The Australian Energy Market Commission (AEMC) has made draft changes to the National Electricity Rules to clarify power system frequency arrangements for grid scale batteries to keep the system stable as thermal generators continue to retire.
These changes are set out in a draft determination for stakeholder consultation following a rule change request by the Australian Energy Market Operator (AEMO), to clarify obligations for batteries with a capacity of 5 megawatts and registered as ‘scheduled bidirectional units.
The AEMC sets the rules for the National Electricity Market (NEM) and provides independent expert energy advice to Australia’s State and Federal Governments. It is strongly focused on providing a framework for a secure electricity system and affordable electricity prices, particularly in light of current cost of living concerns.

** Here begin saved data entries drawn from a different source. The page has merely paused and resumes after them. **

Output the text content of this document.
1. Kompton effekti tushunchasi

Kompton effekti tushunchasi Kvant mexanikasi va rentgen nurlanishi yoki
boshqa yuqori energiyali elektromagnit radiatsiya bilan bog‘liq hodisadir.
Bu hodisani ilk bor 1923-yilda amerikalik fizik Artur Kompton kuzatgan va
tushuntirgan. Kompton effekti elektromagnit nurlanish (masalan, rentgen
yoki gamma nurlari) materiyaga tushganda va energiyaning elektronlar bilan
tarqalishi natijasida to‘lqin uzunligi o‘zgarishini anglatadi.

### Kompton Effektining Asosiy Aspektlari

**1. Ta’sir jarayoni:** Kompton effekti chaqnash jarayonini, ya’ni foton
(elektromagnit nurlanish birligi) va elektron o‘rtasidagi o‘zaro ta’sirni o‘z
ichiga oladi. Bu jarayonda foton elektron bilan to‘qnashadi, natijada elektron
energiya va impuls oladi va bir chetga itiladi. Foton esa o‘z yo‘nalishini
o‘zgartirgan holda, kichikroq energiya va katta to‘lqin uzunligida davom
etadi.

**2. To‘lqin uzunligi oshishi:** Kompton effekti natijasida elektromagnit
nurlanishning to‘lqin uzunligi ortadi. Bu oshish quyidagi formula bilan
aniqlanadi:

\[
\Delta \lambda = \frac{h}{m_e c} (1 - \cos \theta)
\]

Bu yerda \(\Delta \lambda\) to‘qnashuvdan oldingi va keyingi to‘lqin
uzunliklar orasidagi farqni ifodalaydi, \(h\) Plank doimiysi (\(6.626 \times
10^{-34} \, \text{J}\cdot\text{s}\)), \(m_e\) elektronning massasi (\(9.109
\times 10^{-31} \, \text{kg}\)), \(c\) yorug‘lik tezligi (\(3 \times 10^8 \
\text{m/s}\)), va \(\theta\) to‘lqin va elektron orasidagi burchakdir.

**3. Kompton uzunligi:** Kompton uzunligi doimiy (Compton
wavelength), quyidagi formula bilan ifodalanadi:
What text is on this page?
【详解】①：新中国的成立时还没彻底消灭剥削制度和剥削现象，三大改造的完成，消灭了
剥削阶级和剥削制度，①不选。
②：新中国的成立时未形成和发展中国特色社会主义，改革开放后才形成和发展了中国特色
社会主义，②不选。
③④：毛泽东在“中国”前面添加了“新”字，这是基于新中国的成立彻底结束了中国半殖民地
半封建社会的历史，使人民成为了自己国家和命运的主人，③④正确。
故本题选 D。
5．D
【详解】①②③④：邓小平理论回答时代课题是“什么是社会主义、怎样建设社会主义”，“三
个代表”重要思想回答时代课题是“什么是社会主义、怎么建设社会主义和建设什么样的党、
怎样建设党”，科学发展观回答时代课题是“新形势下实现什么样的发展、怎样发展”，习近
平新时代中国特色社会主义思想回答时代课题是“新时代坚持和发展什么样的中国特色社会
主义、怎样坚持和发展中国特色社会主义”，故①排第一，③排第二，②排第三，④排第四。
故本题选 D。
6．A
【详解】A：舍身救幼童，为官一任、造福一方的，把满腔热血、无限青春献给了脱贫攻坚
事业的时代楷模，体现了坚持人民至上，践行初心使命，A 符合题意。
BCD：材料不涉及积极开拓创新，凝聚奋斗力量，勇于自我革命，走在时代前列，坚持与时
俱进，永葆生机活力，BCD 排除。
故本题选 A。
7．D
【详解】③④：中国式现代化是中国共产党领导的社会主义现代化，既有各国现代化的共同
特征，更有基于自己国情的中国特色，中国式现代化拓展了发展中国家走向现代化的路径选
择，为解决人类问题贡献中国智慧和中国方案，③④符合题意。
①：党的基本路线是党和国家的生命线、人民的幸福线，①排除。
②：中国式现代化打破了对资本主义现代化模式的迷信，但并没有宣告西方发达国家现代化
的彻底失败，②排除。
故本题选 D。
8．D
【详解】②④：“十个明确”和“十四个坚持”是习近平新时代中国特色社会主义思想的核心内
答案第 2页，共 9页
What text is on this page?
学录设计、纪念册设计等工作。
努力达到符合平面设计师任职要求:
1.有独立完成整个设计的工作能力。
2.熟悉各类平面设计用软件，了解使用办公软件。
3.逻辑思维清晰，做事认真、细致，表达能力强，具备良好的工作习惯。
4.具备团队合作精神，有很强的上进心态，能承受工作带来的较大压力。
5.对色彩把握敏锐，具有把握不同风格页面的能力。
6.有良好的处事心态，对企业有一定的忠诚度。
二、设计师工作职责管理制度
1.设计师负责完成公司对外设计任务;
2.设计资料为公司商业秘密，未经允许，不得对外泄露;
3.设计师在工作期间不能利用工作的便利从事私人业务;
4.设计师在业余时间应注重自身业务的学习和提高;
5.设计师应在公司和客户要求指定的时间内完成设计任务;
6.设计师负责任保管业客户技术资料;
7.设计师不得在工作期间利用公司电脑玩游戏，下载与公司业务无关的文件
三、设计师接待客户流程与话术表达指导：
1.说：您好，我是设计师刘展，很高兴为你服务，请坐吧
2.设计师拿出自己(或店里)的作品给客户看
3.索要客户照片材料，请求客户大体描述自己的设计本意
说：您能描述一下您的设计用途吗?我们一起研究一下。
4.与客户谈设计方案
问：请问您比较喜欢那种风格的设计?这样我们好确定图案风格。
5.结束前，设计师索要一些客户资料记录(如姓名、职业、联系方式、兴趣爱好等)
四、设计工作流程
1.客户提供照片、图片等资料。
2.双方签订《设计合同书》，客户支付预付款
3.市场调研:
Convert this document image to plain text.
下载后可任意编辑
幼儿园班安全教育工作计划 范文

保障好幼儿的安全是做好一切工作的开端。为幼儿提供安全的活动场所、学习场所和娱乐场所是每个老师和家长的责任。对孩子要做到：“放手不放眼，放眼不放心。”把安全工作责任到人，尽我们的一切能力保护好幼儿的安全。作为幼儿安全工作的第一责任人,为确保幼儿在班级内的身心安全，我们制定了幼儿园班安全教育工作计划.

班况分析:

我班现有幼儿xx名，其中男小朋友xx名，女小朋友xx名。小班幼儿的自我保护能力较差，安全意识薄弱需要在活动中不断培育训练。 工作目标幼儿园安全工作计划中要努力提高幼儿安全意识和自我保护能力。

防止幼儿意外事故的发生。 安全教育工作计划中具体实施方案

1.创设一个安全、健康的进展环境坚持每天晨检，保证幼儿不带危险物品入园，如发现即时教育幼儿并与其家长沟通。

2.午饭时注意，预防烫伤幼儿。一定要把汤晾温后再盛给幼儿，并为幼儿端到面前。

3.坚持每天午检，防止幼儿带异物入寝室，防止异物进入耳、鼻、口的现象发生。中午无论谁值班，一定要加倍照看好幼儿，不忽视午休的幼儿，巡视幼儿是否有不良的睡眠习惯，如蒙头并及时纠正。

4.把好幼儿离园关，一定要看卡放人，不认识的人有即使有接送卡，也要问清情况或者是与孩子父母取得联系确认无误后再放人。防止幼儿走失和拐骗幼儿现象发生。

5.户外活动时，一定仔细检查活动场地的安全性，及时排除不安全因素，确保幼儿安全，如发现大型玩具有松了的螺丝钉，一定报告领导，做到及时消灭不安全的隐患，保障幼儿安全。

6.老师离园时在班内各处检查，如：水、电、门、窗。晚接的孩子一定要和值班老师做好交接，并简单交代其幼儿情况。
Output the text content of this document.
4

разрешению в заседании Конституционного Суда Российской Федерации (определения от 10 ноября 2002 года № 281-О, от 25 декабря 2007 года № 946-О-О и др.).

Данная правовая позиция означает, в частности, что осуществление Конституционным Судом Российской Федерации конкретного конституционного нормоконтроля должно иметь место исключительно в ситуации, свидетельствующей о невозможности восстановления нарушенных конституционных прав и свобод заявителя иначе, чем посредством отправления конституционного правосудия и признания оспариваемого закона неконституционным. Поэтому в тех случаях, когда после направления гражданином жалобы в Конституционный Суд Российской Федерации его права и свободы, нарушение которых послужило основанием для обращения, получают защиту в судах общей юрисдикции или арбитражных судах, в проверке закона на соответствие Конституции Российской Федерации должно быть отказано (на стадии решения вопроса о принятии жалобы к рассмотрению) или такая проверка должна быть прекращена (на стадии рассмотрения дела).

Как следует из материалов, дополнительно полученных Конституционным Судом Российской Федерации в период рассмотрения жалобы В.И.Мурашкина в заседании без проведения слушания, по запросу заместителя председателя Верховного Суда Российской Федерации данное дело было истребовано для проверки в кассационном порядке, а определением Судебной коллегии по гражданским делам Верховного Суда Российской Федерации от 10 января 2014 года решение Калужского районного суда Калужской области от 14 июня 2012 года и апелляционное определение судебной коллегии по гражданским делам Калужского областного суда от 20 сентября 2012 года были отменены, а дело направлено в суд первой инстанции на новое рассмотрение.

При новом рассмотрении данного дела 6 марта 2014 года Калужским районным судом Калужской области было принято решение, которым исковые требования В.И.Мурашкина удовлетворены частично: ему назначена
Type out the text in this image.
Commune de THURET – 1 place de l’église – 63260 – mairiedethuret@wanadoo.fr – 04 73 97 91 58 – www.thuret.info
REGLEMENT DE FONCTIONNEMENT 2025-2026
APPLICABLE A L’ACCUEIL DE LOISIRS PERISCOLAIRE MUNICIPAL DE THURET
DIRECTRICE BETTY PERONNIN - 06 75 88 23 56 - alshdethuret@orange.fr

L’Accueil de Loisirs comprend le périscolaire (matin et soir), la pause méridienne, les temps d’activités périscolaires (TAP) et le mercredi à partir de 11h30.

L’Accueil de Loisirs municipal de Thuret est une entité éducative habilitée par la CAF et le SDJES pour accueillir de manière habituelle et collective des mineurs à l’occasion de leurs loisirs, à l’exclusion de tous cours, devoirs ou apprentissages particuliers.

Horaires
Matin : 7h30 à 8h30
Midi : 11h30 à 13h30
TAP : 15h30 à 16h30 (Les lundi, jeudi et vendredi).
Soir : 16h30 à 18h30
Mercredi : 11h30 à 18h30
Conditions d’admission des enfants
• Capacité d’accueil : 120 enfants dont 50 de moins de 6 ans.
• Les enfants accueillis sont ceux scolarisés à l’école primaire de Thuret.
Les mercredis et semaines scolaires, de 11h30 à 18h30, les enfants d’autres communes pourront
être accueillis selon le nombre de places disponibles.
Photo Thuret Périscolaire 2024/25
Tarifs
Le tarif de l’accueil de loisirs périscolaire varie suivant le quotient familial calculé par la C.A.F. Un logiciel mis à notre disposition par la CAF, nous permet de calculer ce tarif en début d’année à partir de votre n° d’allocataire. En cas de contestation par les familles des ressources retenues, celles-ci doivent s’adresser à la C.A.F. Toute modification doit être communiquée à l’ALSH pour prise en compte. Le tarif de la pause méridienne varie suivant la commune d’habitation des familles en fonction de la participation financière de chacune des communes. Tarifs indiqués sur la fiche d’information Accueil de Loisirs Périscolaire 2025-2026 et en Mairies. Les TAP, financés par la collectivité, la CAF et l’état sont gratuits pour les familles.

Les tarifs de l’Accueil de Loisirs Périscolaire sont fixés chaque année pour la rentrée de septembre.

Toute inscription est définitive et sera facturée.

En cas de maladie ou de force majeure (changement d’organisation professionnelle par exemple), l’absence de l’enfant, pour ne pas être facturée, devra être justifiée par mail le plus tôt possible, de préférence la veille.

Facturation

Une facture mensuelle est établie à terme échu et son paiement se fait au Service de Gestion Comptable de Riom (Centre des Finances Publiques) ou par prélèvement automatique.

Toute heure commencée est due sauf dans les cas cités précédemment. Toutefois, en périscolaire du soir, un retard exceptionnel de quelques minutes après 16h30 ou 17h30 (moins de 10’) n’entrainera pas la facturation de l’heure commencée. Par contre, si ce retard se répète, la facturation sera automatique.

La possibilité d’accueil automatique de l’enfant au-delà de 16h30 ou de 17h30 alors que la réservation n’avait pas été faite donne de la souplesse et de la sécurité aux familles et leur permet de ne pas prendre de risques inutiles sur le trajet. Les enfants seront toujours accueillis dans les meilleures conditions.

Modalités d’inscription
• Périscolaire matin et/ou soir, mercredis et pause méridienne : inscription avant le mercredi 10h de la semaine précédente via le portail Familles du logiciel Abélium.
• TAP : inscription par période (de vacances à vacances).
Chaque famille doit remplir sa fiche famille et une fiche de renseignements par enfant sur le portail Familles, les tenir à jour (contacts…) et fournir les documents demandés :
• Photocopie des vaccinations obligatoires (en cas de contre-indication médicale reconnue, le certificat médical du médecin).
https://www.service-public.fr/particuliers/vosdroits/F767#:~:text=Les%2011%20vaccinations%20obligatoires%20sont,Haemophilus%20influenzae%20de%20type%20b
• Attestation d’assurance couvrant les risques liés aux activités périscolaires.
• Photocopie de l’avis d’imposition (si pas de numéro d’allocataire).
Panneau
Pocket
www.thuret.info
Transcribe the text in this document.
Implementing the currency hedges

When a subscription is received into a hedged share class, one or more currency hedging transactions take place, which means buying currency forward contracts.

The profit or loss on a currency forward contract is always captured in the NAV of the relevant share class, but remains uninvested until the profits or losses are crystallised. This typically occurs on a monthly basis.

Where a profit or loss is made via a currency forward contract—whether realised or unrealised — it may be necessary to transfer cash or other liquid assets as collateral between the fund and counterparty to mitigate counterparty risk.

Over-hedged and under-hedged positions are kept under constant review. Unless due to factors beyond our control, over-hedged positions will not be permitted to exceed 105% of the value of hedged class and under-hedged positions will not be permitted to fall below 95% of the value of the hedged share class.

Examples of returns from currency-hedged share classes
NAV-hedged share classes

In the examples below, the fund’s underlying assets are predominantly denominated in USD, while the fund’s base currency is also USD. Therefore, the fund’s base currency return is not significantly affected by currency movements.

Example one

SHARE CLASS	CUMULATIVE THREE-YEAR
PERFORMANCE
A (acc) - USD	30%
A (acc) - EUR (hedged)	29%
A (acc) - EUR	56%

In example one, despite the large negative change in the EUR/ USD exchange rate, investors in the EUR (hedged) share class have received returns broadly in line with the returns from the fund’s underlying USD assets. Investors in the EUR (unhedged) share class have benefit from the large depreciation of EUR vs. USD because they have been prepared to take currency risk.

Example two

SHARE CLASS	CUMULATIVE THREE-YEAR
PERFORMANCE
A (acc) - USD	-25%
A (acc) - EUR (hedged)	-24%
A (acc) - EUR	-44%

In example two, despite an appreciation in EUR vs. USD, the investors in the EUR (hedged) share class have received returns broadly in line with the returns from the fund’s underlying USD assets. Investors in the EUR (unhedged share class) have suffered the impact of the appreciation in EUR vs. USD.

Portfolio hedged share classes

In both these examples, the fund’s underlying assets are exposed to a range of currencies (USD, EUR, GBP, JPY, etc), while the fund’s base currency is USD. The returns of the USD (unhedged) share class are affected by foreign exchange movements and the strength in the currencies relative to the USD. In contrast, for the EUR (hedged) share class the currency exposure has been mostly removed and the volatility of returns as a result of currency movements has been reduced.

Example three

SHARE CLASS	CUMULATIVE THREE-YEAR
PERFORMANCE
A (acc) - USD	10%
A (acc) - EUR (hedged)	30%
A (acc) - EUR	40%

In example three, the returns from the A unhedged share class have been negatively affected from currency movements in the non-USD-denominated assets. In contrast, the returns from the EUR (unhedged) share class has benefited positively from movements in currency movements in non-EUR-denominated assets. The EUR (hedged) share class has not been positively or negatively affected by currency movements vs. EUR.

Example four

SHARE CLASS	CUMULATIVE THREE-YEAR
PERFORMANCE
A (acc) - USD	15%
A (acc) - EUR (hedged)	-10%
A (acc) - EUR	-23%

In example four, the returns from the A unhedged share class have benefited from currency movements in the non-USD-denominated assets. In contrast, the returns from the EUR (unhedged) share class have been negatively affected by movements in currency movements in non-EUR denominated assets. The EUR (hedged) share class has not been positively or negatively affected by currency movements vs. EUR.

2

An essential part of this work involves making rules to make sure that the power system remains secure in order to meet the needs of households and businesses over the coming years.
Frequency varies when the supply of electricity doesn’t exactly align with consumer demand. Uncontrolled changes in frequency can cause cascading blackouts.
Primary frequency response (PFR) refers to an automatic adjustment in the generation or consumption of electricity from a generator or load, triggered by changes in the system’s frequency. This response is becoming increasingly important as traditional thermal generators are progressively replaced by variable energy sources, such as wind, solar and batteries.
Pressure will continue to be placed on the electricity system as aging coal fired generation retires, creating the potential for security risks. The Commission has made a series of frequency related reforms over the past couple of years, including the introduction of two new fast frequency response markets, to mitigate these risks.
To build on these arrangements, the AEMC has made draft rules to require scheduled bidirectional batteries to provide PFR when:
- generating energy
- charging (except when solely powering auxiliary loads)
- providing a regulation service.
The Commission’s determination seeks to balance the security benefits against any incremental costs that battery operators may face in complying with these new obligations.
Importantly, the rule would not require batteries to provide PFR when idle or at rest and providing contingency services. The Commission is of the opinion that the costs to battery operators for providing PFR in these cases could outweigh the benefits to system security.
The Commission notes that batteries capable of providing continuous PFR when at rest may choose to do so. The draft rule is not intended to preclude or restrict the provision of PFR in this case. It also reflects that batteries are already sufficiently incentivised to voluntarily provide this service.